Selama perjalanannya ke ruang guru, semua murid yang melihat kedatangan Nadira sangat di kejutkan karena kemiripannya dengan Nada. Sekolah ini benar-benar tidak merasa bersalah sedikitpun akan kepergian Nada, para murid juga seakan-akan melupakannya.


Di tempat lain Celine terlihat berlari memasuki kelas, "Gays ada orang yang mirip banget sama Nada," ucapnya dengan wajah yang kaget.


Kristin menatap Celine lalu tertawa, "Ngomong apa sih? Emangnya semirip apa sampai buat lu kaget kek gitu," Kristin merasa Celine hanya mengada-ngada.


"Pokoknya kalian nanti harus liat cewek itu," timpa Celine yang duduk di kursinya.


"Gak papah lah, bagus kalau ada yang mirip ada mainan lagi, kelakuan sama sikapnya pasti mirip juga," timpa Matt yang sedang asik memainkan ponsel dengan kedua kaki ia angkat ke atas meja.

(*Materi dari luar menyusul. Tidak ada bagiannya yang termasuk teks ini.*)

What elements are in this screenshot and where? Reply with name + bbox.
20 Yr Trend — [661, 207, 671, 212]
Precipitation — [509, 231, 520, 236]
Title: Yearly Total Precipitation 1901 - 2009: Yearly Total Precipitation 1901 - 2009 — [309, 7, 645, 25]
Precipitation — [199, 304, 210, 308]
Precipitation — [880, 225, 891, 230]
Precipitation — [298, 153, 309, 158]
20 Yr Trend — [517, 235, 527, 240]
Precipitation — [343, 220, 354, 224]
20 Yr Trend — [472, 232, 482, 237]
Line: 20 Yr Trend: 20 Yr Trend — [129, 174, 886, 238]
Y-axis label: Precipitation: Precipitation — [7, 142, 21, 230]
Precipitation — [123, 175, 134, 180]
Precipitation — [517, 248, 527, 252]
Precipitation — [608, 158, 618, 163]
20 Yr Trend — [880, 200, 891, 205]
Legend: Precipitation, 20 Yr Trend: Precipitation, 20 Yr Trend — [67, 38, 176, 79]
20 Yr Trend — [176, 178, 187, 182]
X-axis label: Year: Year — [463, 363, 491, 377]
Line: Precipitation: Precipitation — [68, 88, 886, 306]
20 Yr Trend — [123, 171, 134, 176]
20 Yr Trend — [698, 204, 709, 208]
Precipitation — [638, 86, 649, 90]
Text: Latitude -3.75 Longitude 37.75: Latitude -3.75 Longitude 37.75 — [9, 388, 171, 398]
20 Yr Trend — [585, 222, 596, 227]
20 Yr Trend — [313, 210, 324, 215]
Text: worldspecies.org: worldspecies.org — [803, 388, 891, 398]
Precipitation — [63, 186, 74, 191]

Bel pertanda masuk kelas berbunyi tidak lama setelah itu guru masuk ke kelas membawa seorang murid yang tak lain adalah Nadira.


"Baik anak-anak kita kedatangan tamu, dia adalah kembaran Nada, silahkan perkenalkan dirimu," ujar sang guru.


Semua murid terperanjat kaget, wajah keduanya juga sangat mirip. Hanya saja yang kali ini lebih terlihat terawat dan cara berpakaiannya sangat berbeda dengan Nada.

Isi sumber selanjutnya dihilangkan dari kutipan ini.